The discounts "contributed to higher cargo volumes, which were effectively being subsidized," Bergeron said. Two other factors boosted incoming cargo: the rebounding economy and gridlock in New York, which led to diverting cargo to Hampton Roads. Together, these trends accelerated the port's losses, putting it into a financial tailspin, he said.

Another key factor in the port's financial loss is the VPA's 20-year lease of APM Terminals' Portsmouth facility. Rent payments currently around $50 million a year could grow to over $100 million a year by 2030, when the lease is up, according to a June 2013 report.

For more of the Virginia-Pilot story:

Marks & Spencer pulls out of distribution hub deal at London Gateway

U.K. retail giant Marks & Spencer announced it is pulling out of a deal to open a 900,000- square-foot distribution facility at the London Gateway port.

In June 2013, the retailer made an agreement to become the port's first major tenant, declaring its intention to invest $311 million in the 1,500-acre site.

The project was supposed to begin earlier this year, after the completion of the London Gateway construction last year. The M&S distribution hub was to eventually employ 700 people.
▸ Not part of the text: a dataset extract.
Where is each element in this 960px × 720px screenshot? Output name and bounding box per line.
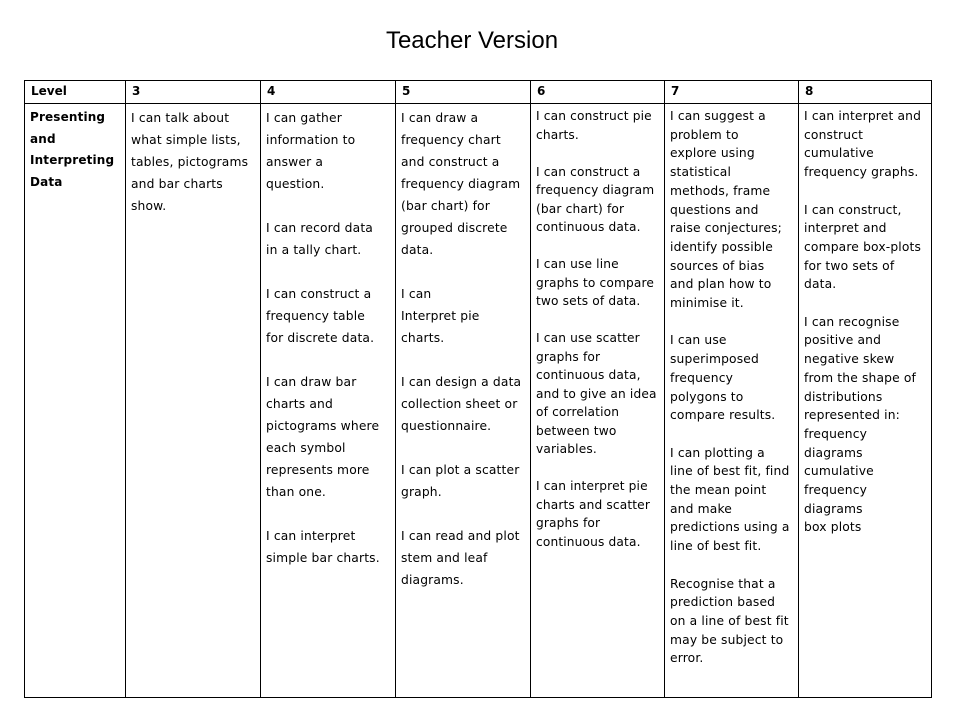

But in a statement published beside its annual results last week, Marks & Spencer said: "Following a thorough review of our plans, we have taken a decision not to proceed with the site at London Gateway and have developed an alternative plan."

M&S said that it now plans to operate from two national distribution centers in the Midlands and the North, supported by four regional distribution centers. The statement said the plan would save the company $219 million.

For more of the Construction Week story:

3 die from mystery illness on cargo ship

Police are looking into whether three men might have died from carbon monoxide poisoning while aboard the German cargo ship Suntis anchored at Goole docks in the U.K.

After becoming ill aboard the vessel on Monday, the three men – one from Germany and two from the Philippines – were taken to Hull Royal Infirmary, where they later died.

Authorities are now working with the Health and Safety Executive and the Maritime Agency to determine the cause of the deaths.